The clashes came few days before the country's first parliamentary elections since Mubarak was forced to step down. Fears were high that the turmoil would disrupt elections due to begin on Nov. 28.
Amnesty International harshly criticized the military rulers in a new report, saying they have "completely failed to live up their promises to Egyptians to improve human rights."
The London-based group documented steps by the military that have fallen short of increasing human rights and in some cases have made matters worse than under Mubarak.
"The euphoria of the uprising has been replaced by fears that one repressive rule has simply been replaced with another," according to the report, issued early Tuesday.
The report called for repeal of the Mubarak-era "emergency laws," expanded to cover "thuggery" and criticizing the military. It said the army has placed arbitrary restrictions on media and other outlets.

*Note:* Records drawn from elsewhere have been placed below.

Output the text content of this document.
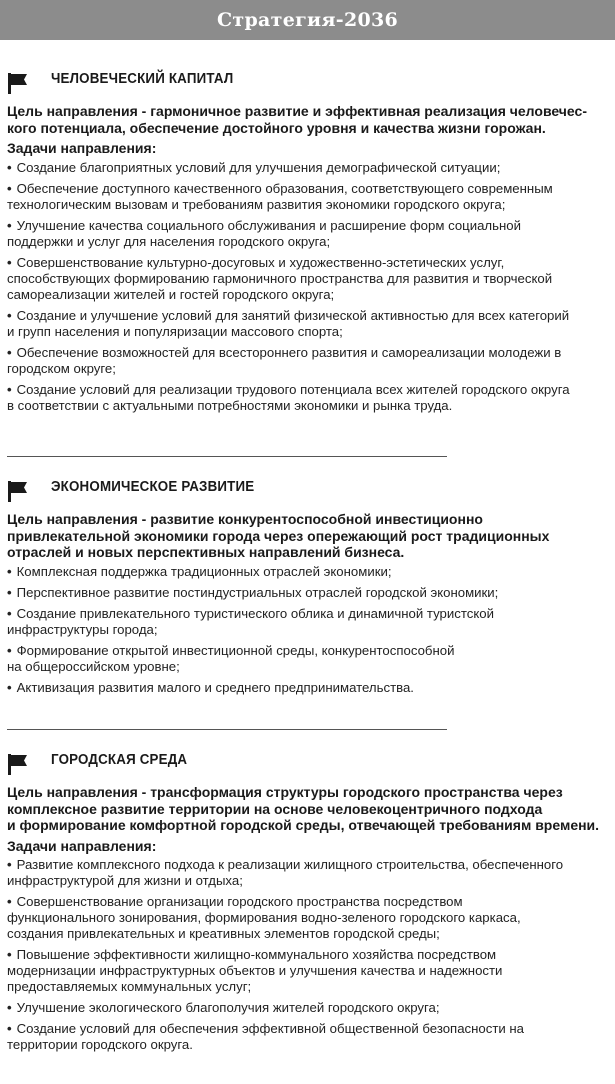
Стратегия-2036
ЧЕЛОВЕЧЕСКИЙ КАПИТАЛ
Цель направления - гармоничное развитие и эффективная реализация человечес-
кого потенциала, обеспечение достойного уровня и качества жизни горожан.
Задачи направления:
• Создание благоприятных условий для улучшения демографической ситуации;
• Обеспечение доступного качественного образования, соответствующего современным
технологическим вызовам и требованиям развития экономики городского округа;
• Улучшение качества социального обслуживания и расширение форм социальной
поддержки и услуг для населения городского округа;
• Совершенствование культурно-досуговых и художественно-эстетических услуг,
способствующих формированию гармоничного пространства для развития и творческой
самореализации жителей и гостей городского округа;
• Создание и улучшение условий для занятий физической активностью для всех категорий
и групп населения и популяризации массового спорта;
• Обеспечение возможностей для всестороннего развития и самореализации молодежи в
городском округе;
• Создание условий для реализации трудового потенциала всех жителей городского округа
в соответствии с актуальными потребностями экономики и рынка труда.
ЭКОНОМИЧЕСКОЕ РАЗВИТИЕ
Цель направления - развитие конкурентоспособной инвестиционно
привлекательной экономики города через опережающий рост традиционных
отраслей и новых перспективных направлений бизнеса.
• Комплексная поддержка традиционных отраслей экономики;
• Перспективное развитие постиндустриальных отраслей городской экономики;
• Создание привлекательного туристического облика и динамичной туристской
инфраструктуры города;
• Формирование открытой инвестиционной среды, конкурентоспособной
на общероссийском уровне;
• Активизация развития малого и среднего предпринимательства.
ГОРОДСКАЯ СРЕДА
Цель направления - трансформация структуры городского пространства через
комплексное развитие территории на основе человекоцентричного подхода
и формирование комфортной городской среды, отвечающей требованиям времени.
Задачи направления:
• Развитие комплексного подхода к реализации жилищного строительства, обеспеченного
инфраструктурой для жизни и отдыха;
• Совершенствование организации городского пространства посредством
функционального зонирования, формирования водно-зеленого городского каркаса,
создания привлекательных и креативных элементов городской среды;
• Повышение эффективности жилищно-коммунального хозяйства посредством
модернизации инфраструктурных объектов и улучшения качества и надежности
предоставляемых коммунальных услуг;
• Улучшение экологического благополучия жителей городского округа;
• Создание условий для обеспечения эффективной общественной безопасности на
территории городского округа.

Egyptian security forces have continued to use torture against demonstrators, the report said, and some 12,000 civilians have been tried in military trials, which it called "unfair."
A military spokesman, meanwhile, told The Associated Press that the military has set up barbed wire and barricades around the security headquarters to prevent protesters from storming the building. "We are only here to protect the interior ministry," he said.
The spokesman, who asked not to be identified because he wasn't authorized to release the information, also said army officers and soldiers had been forbidden to enter Tahrir Square.
In violence elsewhere, Egypt's state-TV reported that three people were killed overnight in the Suez Canal city of Ismailia, east of Cairo, raising the overall death toll from the protests to 29.
The unrest also had an immediate impact on Egypt's economy, which is heavily dependent on tourism and had not fully recovered from the effect of the January revolution. The stock exchange temporarily suspended trading after the broader EGX100 index slumped 5 percent.
NPR's Soraya Sarhaddi Nelson reported from Cairo for this story, which contains material from The Associated Press.